Le documentaire Stealing Magic s'attaque à la supercherie dans le monde des illusions

Les magiciens utilisent l’art de l’illusion depuis des siècles pour tromper l’esprit, mais il semble que même eux puissent être victimes de supercherie. Dans le documentaire de Fish Bowl Films et Magic Castle Entertainment Production Voler la magiele public suivra l’illusionniste britannique Andi Gladwin alors qu’il lance une enquête mondiale pluriannuelle sur un réseau de piratage en ligne dont la marque est celle de tous ceux qui possèdent un tour de magie.

Gladwin fait équipe avec des magiciens du monde entier pour suivre une piste de messages cryptés, d’alias et de transactions suspectes à travers un marché souterrain construit sur la magie volée. L’équipe de magiciens fait face à des intimidations, des menaces et à la possibilité que le traître soit l’un des leurs. Découvrez un premier aperçu exclusif ci-dessous :

Le film explore les coulisses de ce qui fait la magie, enfin, la magie. Il s’agit de la valeur de la créativité et de la façon dont ceux qui sont prêts à se battre pour cela doivent affronter ceux qui utilisent leur tour de passe-passe pour, littéralement, voler la magie.

Voler la magie le réalisateur Matthew Testa a travaillé sur de nombreux projets notables, notamment Manifeste d’un tueur en série (2023), Le tueur de la boîte à outils (2021), la mini-série Les témoins (2020), Ruée vers l’or (2010-2011), et le documentaire 2017 Je ne peux pas m’arrêter, je ne m’arrêterai pas : une histoire de mauvais garçon.

Dans un communiqué de presse remis à Repaire de Geek, Testa note qu’il est entré dans le projet avec une compréhension limitée de la magie et qu’il a utilisé sa naïveté magique pour comprendre la communauté des artisans d’illusions, en les mettant en valeur d’une manière qui montre le cœur du métier.

« Le film n’est pas seulement une enquête sur le piratage, mais une exploration des personnes derrière les illusions – des créateurs dont le travail est souvent invisible même s’il suscite l’émerveillement dans le monde entier », explique Testa.

Avec l’idée d’élever une communauté dont les moyens de subsistance et l’intégrité étaient violés, Testa a entrepris de créer une appréciation renouvelée pour les artistes qui passent leur vie à créer des merveilles, et les efforts qu’ils feront pour les protéger, à la manière de Jason Bourne.

Le documentaire explore, dans son essence, le manque de protections qui a créé un marché mondial d’un milliard de dollars.

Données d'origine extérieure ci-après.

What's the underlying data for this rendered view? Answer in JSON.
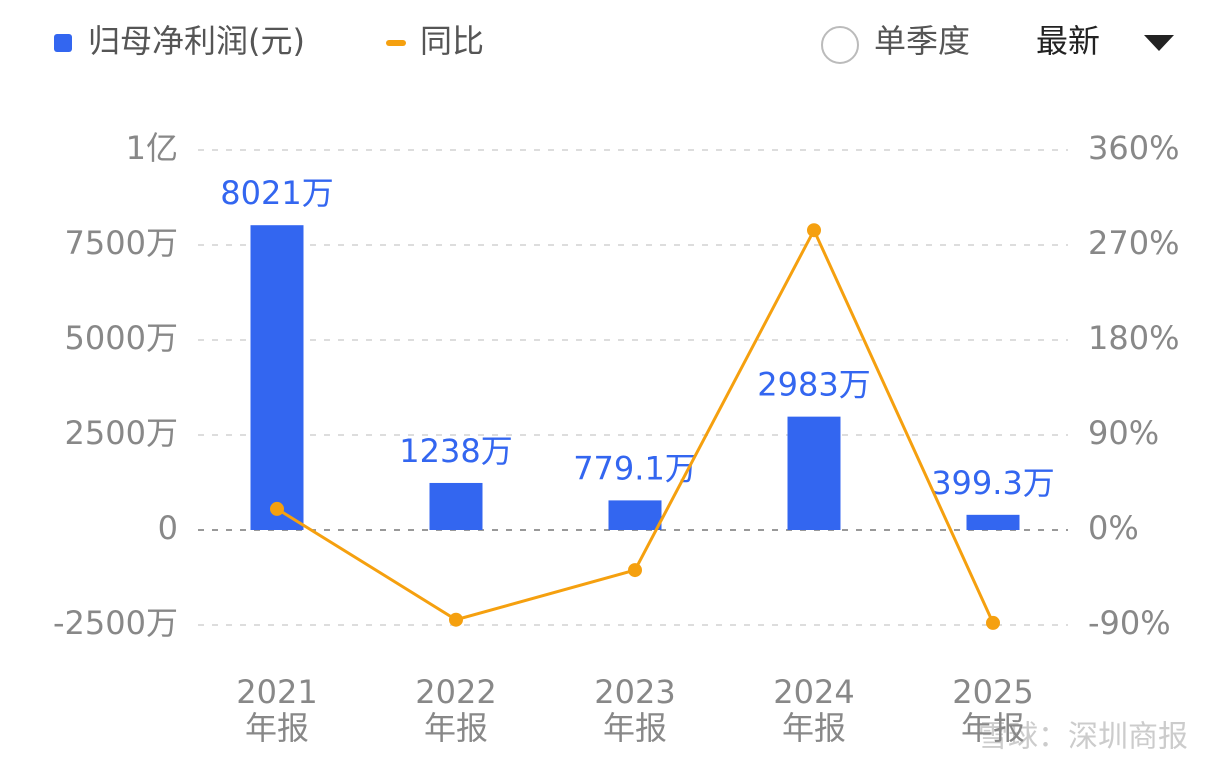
{
  "chart_data": {
    "type": "bar_line",
    "legend": [
      "归母净利润(元)",
      "同比"
    ],
    "controls": {
      "radio": "单季度",
      "dropdown": "最新"
    },
    "watermark": "雪球：深圳商报",
    "categories": [
      [
        "2021",
        "年报"
      ],
      [
        "2022",
        "年报"
      ],
      [
        "2023",
        "年报"
      ],
      [
        "2024",
        "年报"
      ],
      [
        "2025",
        "年报"
      ]
    ],
    "series": [
      {
        "name": "归母净利润(元)",
        "color": "#3366f0",
        "type": "bar",
        "values": [
          8021,
          1238,
          779.1,
          2983,
          399.3
        ],
        "value_labels": [
          "8021万",
          "1238万",
          "779.1万",
          "2983万",
          "399.3万"
        ]
      },
      {
        "name": "同比",
        "color": "#f5a00f",
        "type": "line",
        "axis": "y2",
        "values": [
          20,
          -85,
          -38,
          284,
          -88
        ]
      }
    ],
    "ylim": [
      -2500,
      10000
    ],
    "yticks": [
      {
        "value": -2500,
        "label": "-2500万"
      },
      0,
      {
        "value": 2500,
        "label": "2500万"
      },
      {
        "value": 5000,
        "label": "5000万"
      },
      {
        "value": 7500,
        "label": "7500万"
      },
      {
        "value": 10000,
        "label": "1亿"
      }
    ],
    "y2lim": [
      -90,
      360
    ],
    "y2ticks": [
      {
        "value": -90,
        "label": "-90%"
      },
      {
        "value": 0,
        "label": "0%"
      },
      {
        "value": 90,
        "label": "90%"
      },
      {
        "value": 180,
        "label": "180%"
      },
      {
        "value": 270,
        "label": "270%"
      },
      {
        "value": 360,
        "label": "360%"
      }
    ],
    "grid": true
  }
}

Kearney, un cabinet de conseil en gestion, estime qu’à l’échelle mondiale, le piratage sur Internet coûte à l’industrie du divertissement environ 75 milliards de dollars par an.

Dans un monde où l’on parle déjà beaucoup du vol de propriété intellectuelle et créative à l’aube de l’ère de l’IA, le manque de protection des créatifs est choquant.

Avec une autonomie de 1 heure et 27 minutes, Voler la magie explore l’identité de la communauté magique, son dévouement au métier et les impacts réels du piratage non seulement sur les moyens de subsistance des créatifs, mais aussi sur le prix à payer pour laisser la fantaisie sans protection.

Stealing Magic sera présenté en première le vendredi 5 juin au Tribeca Film Festival.